ところが、ようやく生き延びることができたとほっと一息ついていた二人の前に現れた騎士が告げた言葉が、彼らの一時の平穏を奪い去った。
「恐れるな!!嘆くな!!退くな!!」
「フランス人であるのならば、ここ以外のどこに命を捨てる場所があろうか!!突撃するのだ!!続けぇ!!」
背後で督戦している騎士の命令で、彼らは再びわけもわからないまま戦闘へと突入することになったのだ。
「ええ!?」
「無茶苦茶だな~」
「フランスの勝利だ!!」
「
タッカーとトゥーシの二人は、生きていた。ただ槍を構えて突撃していただけだが、ワイバーンの爪に裂かれることも、牙に肉を削がれることも、尾で叩きつけられることもなく五体満足で生き延びていた。

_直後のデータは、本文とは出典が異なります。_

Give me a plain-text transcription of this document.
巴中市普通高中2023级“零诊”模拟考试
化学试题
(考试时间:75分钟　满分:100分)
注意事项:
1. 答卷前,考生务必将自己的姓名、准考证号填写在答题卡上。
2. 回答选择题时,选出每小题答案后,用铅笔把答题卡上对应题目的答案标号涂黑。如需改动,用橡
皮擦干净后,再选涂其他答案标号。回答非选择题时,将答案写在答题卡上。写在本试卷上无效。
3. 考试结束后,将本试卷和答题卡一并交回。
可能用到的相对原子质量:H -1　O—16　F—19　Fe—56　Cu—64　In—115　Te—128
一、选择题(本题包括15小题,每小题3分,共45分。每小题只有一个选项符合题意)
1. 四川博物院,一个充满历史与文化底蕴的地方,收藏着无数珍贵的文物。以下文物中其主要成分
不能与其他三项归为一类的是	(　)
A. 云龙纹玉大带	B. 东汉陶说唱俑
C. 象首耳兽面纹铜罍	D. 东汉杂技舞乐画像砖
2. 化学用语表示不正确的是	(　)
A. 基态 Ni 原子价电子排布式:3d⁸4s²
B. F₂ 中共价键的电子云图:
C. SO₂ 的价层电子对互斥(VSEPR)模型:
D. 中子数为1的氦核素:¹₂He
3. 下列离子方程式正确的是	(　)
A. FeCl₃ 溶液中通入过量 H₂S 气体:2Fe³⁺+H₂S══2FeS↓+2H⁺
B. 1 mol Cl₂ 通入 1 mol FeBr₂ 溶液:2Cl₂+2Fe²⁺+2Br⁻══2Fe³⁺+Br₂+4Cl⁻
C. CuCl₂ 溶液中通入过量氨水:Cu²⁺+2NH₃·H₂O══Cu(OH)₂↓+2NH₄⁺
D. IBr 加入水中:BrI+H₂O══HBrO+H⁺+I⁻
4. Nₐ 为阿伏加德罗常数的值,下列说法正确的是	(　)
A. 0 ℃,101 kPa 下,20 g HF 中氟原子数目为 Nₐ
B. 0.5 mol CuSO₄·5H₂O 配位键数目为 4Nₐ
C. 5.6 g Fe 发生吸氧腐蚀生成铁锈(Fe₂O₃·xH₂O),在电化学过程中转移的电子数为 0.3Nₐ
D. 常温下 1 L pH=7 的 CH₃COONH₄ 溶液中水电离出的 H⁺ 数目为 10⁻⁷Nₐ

つい先ほどまで戦場だった草原の一角で精も根も尽き果て腰を下ろしていた二人は、遠くから聞こえてくる騎士たちの勝ち鬨の声を聴きながら悪態をついた。
「いい気なもんだな~」
「実際に命はって働いたのは俺たちだぞ」
そこに、先ほど彼らをワイバーンから救った命の恩人が現れる。そして、見たこともない鮮やかな絵が描かれた筒を彼らに差し出した。
訳も分からずその筒を受け取った二人は、いつのまにか隣に腰を下ろした男の見様見真似でその筒の上部についていたタブを引き上げ、その筒の内部の黒い液体を呷る。

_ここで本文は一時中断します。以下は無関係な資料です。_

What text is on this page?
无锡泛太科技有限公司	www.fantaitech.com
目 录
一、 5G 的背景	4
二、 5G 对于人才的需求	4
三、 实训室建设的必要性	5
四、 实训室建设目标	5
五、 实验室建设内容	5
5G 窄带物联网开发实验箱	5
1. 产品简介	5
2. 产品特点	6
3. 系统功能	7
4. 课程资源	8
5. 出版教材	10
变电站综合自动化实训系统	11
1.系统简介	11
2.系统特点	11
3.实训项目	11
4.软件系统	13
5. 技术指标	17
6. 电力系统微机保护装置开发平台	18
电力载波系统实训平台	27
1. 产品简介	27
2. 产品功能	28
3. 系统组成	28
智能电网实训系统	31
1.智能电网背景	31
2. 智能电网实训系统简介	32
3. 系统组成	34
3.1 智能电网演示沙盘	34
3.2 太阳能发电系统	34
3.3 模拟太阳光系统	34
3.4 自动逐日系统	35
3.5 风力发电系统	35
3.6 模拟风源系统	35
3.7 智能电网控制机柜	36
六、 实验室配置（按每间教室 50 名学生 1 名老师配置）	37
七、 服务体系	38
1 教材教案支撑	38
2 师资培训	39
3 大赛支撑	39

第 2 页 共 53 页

すると、農村で生きていた人生では一度として味わったことのない、芳醇でどこか爽快感のある苦みが彼らの口内に満ちた。
美味い。以前に飲んだ茶なぞとは比べ物にならないぐらいに。
この味を、なんと表現すればいいか学のない彼らには分からない。
ただ、一つだけ何故か彼らにも理解できることがあった。
「何かぴったりだな……」
トゥーシは首を傾げながらも、労働の後のすばらしい一杯を楽しんだ。
――この惑星では、本当に働いている人が、一番疲れる。
このろくでもない、すばらしき世界。